8. Nach dem Gesagten besteht eine Zuständigkeit der Schweiz zur Durchführung eines nationalen Asylverfahrens gestützt auf Art. 9 Dublin-III-VO. 9. 9.1 Die Beschwerde ist demnach gutzuheissen, soweit darauf einzutreten ist. Die angefochtene Verfügung vom 13. November 2024 ist deshalb aufzuheben und das SEM anzuweisen, auf das Asylgesuch des Beschwerdeführers einzutreten und diese im nationalen Asylverfahren zu behandeln. 9.2 Angesichts dieses Verfahrensausgangs erübrigt sich eine Prüfung der eventualiter gestellten Anträge auf Rückweisung der Sache. 10. 10.1 Bei diesem Ausgang des Verfahrens sind keine Kosten zu erheben (Art. 63 Abs. 1 und 2 VwVG). Das Gesuch um Gewährung der unentgeltlichen Prozessführung wird damit gegenstandslos. Gleiches gilt, angesichts des direkten Entscheids in der Sache, für den Antrag auf Verzicht auf Erhebung eines Kostenvorschusses, Dem vertretenen Beschwerdeführer ist keine Parteientschädigung auszurichten, da es sich vorliegend um eine zugewiesene unentgeltliche Rechtsvertretung im Sinne von Art. 102h AsylG handelt, deren Leistungen vom Bund nach Massgabe von Art. 102k AsylG entschädigt werden (vgl. auch Art. 111ater AsylG). (Dispositiv nächste Seite) Demnach erkennt das Bundesverwaltungsgericht:
1. Die Beschwerde wird gutgeheissen, soweit darauf eingetreten wird.

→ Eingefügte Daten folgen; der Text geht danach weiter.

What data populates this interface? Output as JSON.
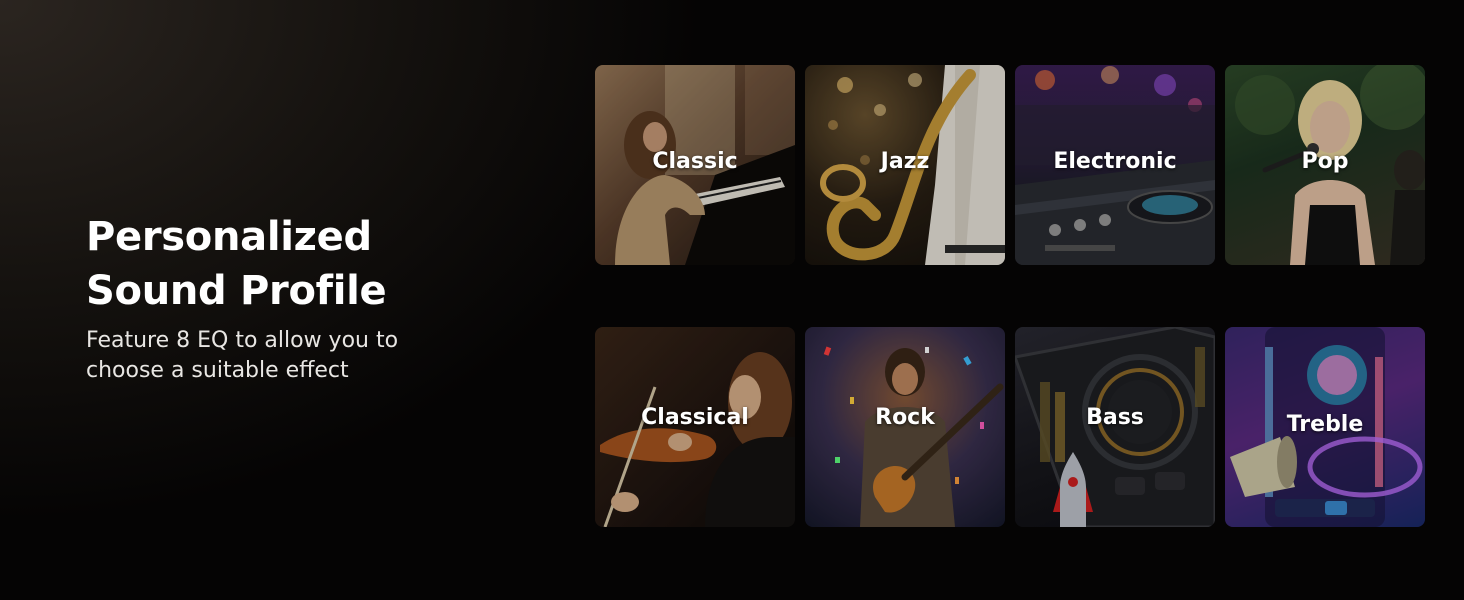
{
  "hero": {
    "title": "Personalized\nSound Profile",
    "subtitle": "Feature 8 EQ to allow you to\nchoose a suitable effect"
  },
  "eq_presets": [
    {
      "label": "Classic"
    },
    {
      "label": "Jazz"
    },
    {
      "label": "Electronic"
    },
    {
      "label": "Pop"
    },
    {
      "label": "Classical"
    },
    {
      "label": "Rock"
    },
    {
      "label": "Bass"
    },
    {
      "label": "Treble"
    }
  ]
}
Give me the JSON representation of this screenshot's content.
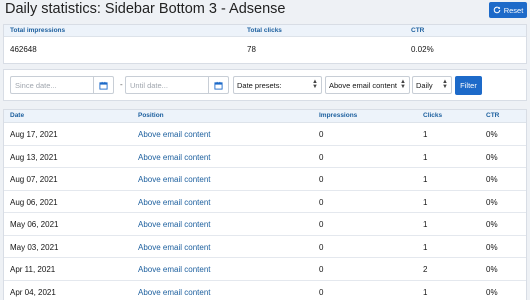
{
  "header": {
    "title": "Daily statistics: Sidebar Bottom 3 - Adsense",
    "reset_label": "Reset"
  },
  "stats": {
    "columns": [
      "Total impressions",
      "Total clicks",
      "CTR"
    ],
    "values": [
      "462648",
      "78",
      "0.02%"
    ]
  },
  "filters": {
    "since_placeholder": "Since date...",
    "until_placeholder": "Until date...",
    "separator": "-",
    "date_presets": "Date presets:",
    "position": "Above email content",
    "grouping": "Daily",
    "filter_label": "Filter"
  },
  "table": {
    "columns": [
      "Date",
      "Position",
      "Impressions",
      "Clicks",
      "CTR"
    ],
    "rows": [
      {
        "date": "Aug 17, 2021",
        "position": "Above email content",
        "impressions": "0",
        "clicks": "1",
        "ctr": "0%"
      },
      {
        "date": "Aug 13, 2021",
        "position": "Above email content",
        "impressions": "0",
        "clicks": "1",
        "ctr": "0%"
      },
      {
        "date": "Aug 07, 2021",
        "position": "Above email content",
        "impressions": "0",
        "clicks": "1",
        "ctr": "0%"
      },
      {
        "date": "Aug 06, 2021",
        "position": "Above email content",
        "impressions": "0",
        "clicks": "1",
        "ctr": "0%"
      },
      {
        "date": "May 06, 2021",
        "position": "Above email content",
        "impressions": "0",
        "clicks": "1",
        "ctr": "0%"
      },
      {
        "date": "May 03, 2021",
        "position": "Above email content",
        "impressions": "0",
        "clicks": "1",
        "ctr": "0%"
      },
      {
        "date": "Apr 11, 2021",
        "position": "Above email content",
        "impressions": "0",
        "clicks": "2",
        "ctr": "0%"
      },
      {
        "date": "Apr 04, 2021",
        "position": "Above email content",
        "impressions": "0",
        "clicks": "1",
        "ctr": "0%"
      }
    ]
  },
  "colors": {
    "accent": "#1d6ac9",
    "header_text": "#1c5f9e",
    "header_bg": "#edf3fa",
    "page_bg": "#eef1f5"
  }
}
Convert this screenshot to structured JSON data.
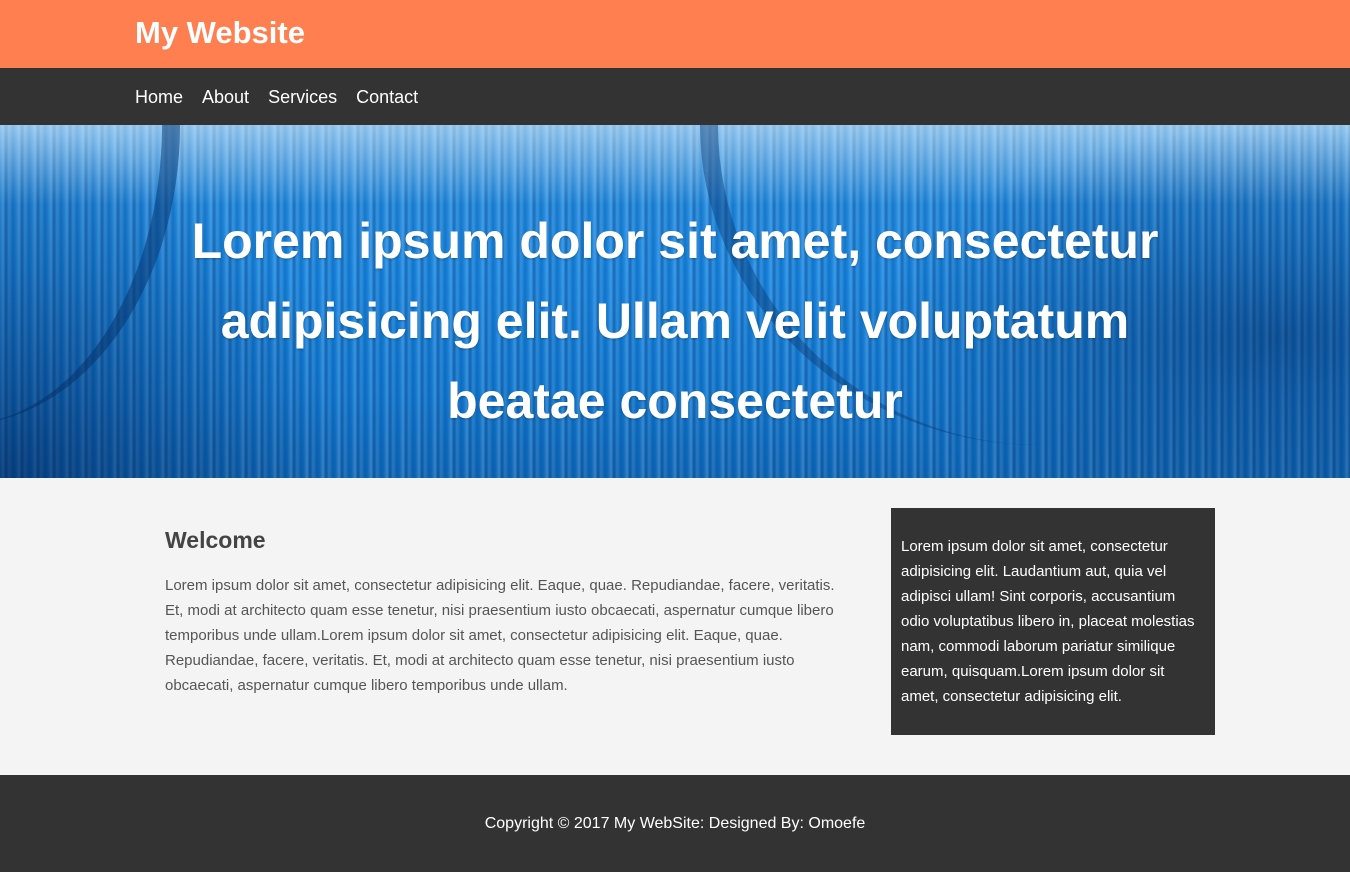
{
  "header": {
    "title": "My Website",
    "colors": {
      "background": "#ff7f50",
      "text": "#ffffff"
    }
  },
  "nav": {
    "items": [
      {
        "label": "Home"
      },
      {
        "label": "About"
      },
      {
        "label": "Services"
      },
      {
        "label": "Contact"
      }
    ],
    "colors": {
      "background": "#333333",
      "text": "#ffffff"
    }
  },
  "hero": {
    "text": "Lorem ipsum dolor sit amet, consectetur adipisicing elit. Ullam velit voluptatum beatae consectetur",
    "background": "blue stage curtains",
    "colors": {
      "curtain": "#1a86e0",
      "text": "#ffffff"
    }
  },
  "main": {
    "heading": "Welcome",
    "body": "Lorem ipsum dolor sit amet, consectetur adipisicing elit. Eaque, quae. Repudiandae, facere, veritatis. Et, modi at architecto quam esse tenetur, nisi praesentium iusto obcaecati, aspernatur cumque libero temporibus unde ullam.Lorem ipsum dolor sit amet, consectetur adipisicing elit. Eaque, quae. Repudiandae, facere, veritatis. Et, modi at architecto quam esse tenetur, nisi praesentium iusto obcaecati, aspernatur cumque libero temporibus unde ullam."
  },
  "sidebar": {
    "text": "Lorem ipsum dolor sit amet, consectetur adipisicing elit. Laudantium aut, quia vel adipisci ullam! Sint corporis, accusantium odio voluptatibus libero in, placeat molestias nam, commodi laborum pariatur similique earum, quisquam.Lorem ipsum dolor sit amet, consectetur adipisicing elit.",
    "colors": {
      "background": "#333333",
      "text": "#ffffff"
    }
  },
  "footer": {
    "text": "Copyright © 2017 My WebSite: Designed By: Omoefe",
    "colors": {
      "background": "#333333",
      "text": "#ffffff"
    }
  },
  "page": {
    "colors": {
      "background": "#f4f4f4",
      "heading": "#444444",
      "body_text": "#555555"
    }
  }
}
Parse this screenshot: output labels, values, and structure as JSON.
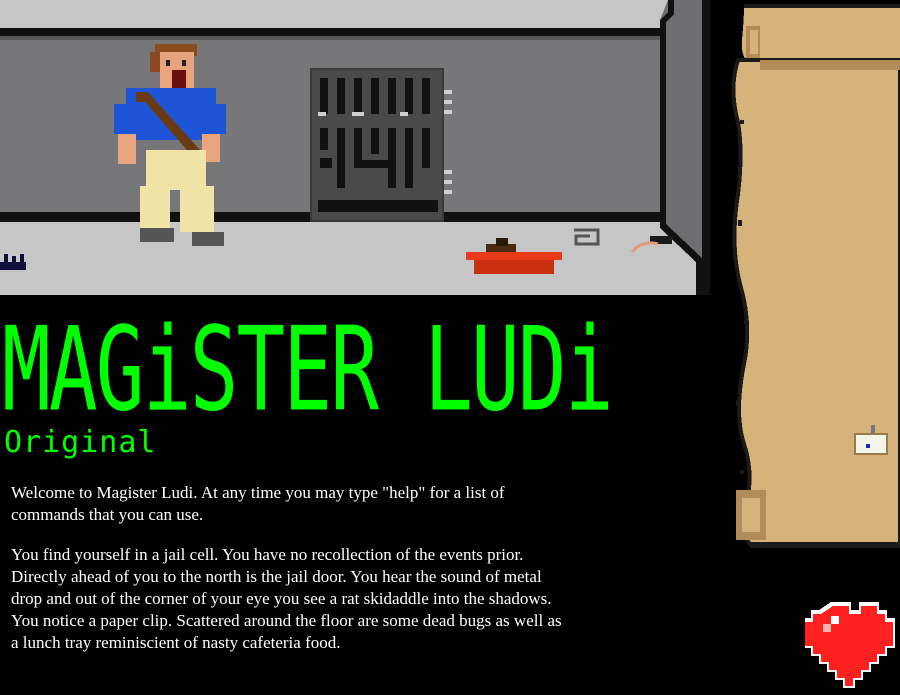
{
  "game": {
    "title": "MAGiSTER LUDi",
    "subtitle": "Original",
    "paragraphs": [
      "Welcome to Magister Ludi. At any time you may type \"help\" for a list of commands that you can use.",
      "You find yourself in a jail cell. You have no recollection of the events prior. Directly ahead of you to the north is the jail door. You hear the sound of metal drop and out of the corner of your eye you see a rat skidaddle into the shadows. You notice a paper clip. Scattered around the floor are some dead bugs as well as a lunch tray reminiscient of nasty cafeteria food."
    ]
  },
  "colors": {
    "title_green": "#00ff00",
    "background": "#000000",
    "parchment": "#d6b37a",
    "wall": "#7a7a7d",
    "floor": "#c6c6c6",
    "heart": "#ff2020"
  },
  "scene_items": {
    "character": "prisoner",
    "door": "jail-door",
    "tray": "lunch-tray",
    "clip": "paper-clip",
    "rat": "rat",
    "bugs": "dead-bugs"
  },
  "map": {
    "marker": "player-location-marker"
  },
  "health": {
    "icon": "heart-icon"
  }
}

2. Die Verfügung des SEM vom 13. November 2024 wird aufgehoben.
3. Das SEM wird angewiesen, sich für das Asylverfahren des Beschwerdeführers für zuständig zu erklären und das Asylgesuch materiell zu prüfen.
4. Es werden keine Verfahrenskosten auferlegt.
5. Es wird keine Parteientschädigung ausgerichtet.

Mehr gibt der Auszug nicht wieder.